Der Begriff Besitzwechsel bezeichnet im Rechnungswesen einen Wechsel, den ein Unternehmen von einem Kunden erhält und in seinem Besitz hält. Ein Wechsel ist ein Wertpapier, das eine unbedingte Zahlungsverpflichtung verbrieft. Aus Sicht des Empfängers (Gläubigers) handelt es sich um einen Besitzwechsel; aus Sicht des Zahlungspflichtigen (Schuldners) um einen Schuldwechsel.
Inhaltsverzeichnis
Was ist ein Besitzwechsel?
Ein Wechsel entsteht, wenn ein Gläubiger seinem Schuldner einen Zahlungsaufschub gewährt und die Forderung in einem Wertpapier verbrieft. Erhält das Unternehmen einen solchen Wechsel, verbucht es ihn als Besitzwechsel im Umlaufvermögen. Der Wechsel ersetzt die ursprüngliche Forderung aus Lieferungen und Leistungen durch eine wertpapiermäßig gesicherte Forderung.
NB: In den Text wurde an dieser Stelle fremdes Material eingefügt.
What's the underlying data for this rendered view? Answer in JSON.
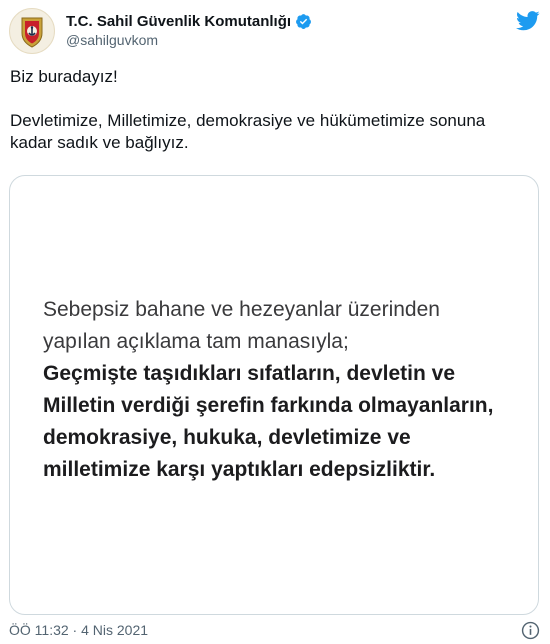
{
  "author": {
    "display_name": "T.C. Sahil Güvenlik Komutanlığı",
    "handle": "@sahilguvkom",
    "verified": true,
    "avatar_icon": "coast-guard-emblem-icon"
  },
  "platform_icon": "twitter-bird-icon",
  "tweet": {
    "line1": "Biz buradayız!",
    "line2": "Devletimize, Milletimize, demokrasiye ve hükümetimize sonuna kadar sadık ve bağlıyız."
  },
  "media": {
    "regular_lines": [
      "Sebepsiz bahane ve hezeyanlar üzerinden",
      "yapılan açıklama tam manasıyla;"
    ],
    "bold_lines": [
      "Geçmişte taşıdıkları sıfatların, devletin ve",
      "Milletin verdiği şerefin farkında olmayanların,",
      "demokrasiye, hukuka, devletimize ve",
      "milletimize karşı yaptıkları edepsizliktir."
    ]
  },
  "footer": {
    "timestamp": "ÖÖ 11:32 · 4 Nis 2021",
    "info_icon": "info-icon"
  },
  "colors": {
    "twitter_blue": "#1d9bf0",
    "text_primary": "#0f1419",
    "text_secondary": "#536471",
    "border": "#cfd9de"
  }
}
Wichtige Beteiligte und Begriffe sind:
- Aussteller: stellt den Wechsel aus (beim gezogenen Wechsel der Gläubiger).
- Bezogener: der Schuldner, der zur Zahlung aufgefordert wird.
- Verfalltag: der Tag, an dem die Wechselsumme fällig wird.
Buchung des Besitzwechsels
Nimmt ein Unternehmen einen Wechsel von einem Kunden entgegen, wird die Forderung aus Lieferungen und Leistungen auf das Konto Besitzwechsel umgebucht. Der typische Buchungssatz lautet:
- Besitzwechsel an Forderungen aus Lieferungen und Leistungen
Wird der Wechsel am Verfalltag eingelöst und der Betrag dem Bankkonto gutgeschrieben, lautet die Buchung:
- Bank an Besitzwechsel
Alternativ kann das Unternehmen den Wechsel vor Fälligkeit bei der Bank einreichen (Diskontierung) oder ihn durch Indossament an einen Dritten weitergeben. Beim Diskont zieht die Bank Zinsen (Diskont) für die vorzeitige Auszahlung ab.
Funktion und Bedeutung des Besitzwechsels
Der Wechsel erfüllt im Zahlungsverkehr mehrere Funktionen. Als Kreditmittel verschafft er dem Schuldner einen Zahlungsaufschub bis zum Verfalltag, ohne dass der Gläubiger sofort auf Liquidität verzichten muss – er kann den Besitzwechsel jederzeit diskontieren oder weitergeben. Als Zahlungsmittel lässt sich der Wechsel durch Indossament auf einen anderen Gläubiger übertragen und so zur Begleichung eigener Schulden einsetzen.
Hinzu kommt die Sicherungsfunktion: Der Wechsel verbrieft eine strenge, formalisierte Zahlungsverpflichtung, deren Durchsetzung im vereinfachten Wechselprozess möglich ist. In der heutigen Praxis hat der Wechsel allerdings stark an Bedeutung verloren, da der bargeldlose Zahlungsverkehr und moderne Finanzierungsformen ihn weitgehend verdrängt haben. Für das Verständnis der Buchführung und in Prüfungen bleibt er dennoch ein wichtiges Thema.
Häufige Fragen zum Besitzwechsel
Was ist der Unterschied zwischen Besitzwechsel und Schuldwechsel?
Derselbe Wechsel ist für den Gläubiger ein Besitzwechsel (eine Forderung) und für den Schuldner ein Schuldwechsel (eine Verbindlichkeit). Die Bezeichnung hängt allein von der Perspektive des Buchenden ab.
Wo wird der Besitzwechsel in der Bilanz ausgewiesen?
Der Besitzwechsel ist eine Forderung und wird im Umlaufvermögen ausgewiesen. Er tritt an die Stelle der ursprünglichen Forderung aus Lieferungen und Leistungen.
Was bedeutet Diskontierung eines Besitzwechsels?
Bei der Diskontierung reicht das Unternehmen den Wechsel vor dem Verfalltag bei der Bank ein und erhält die Wechselsumme abzüglich Zinsen (Diskont) sofort ausgezahlt. So lässt sich die im Wechsel gebundene Liquidität früher nutzen.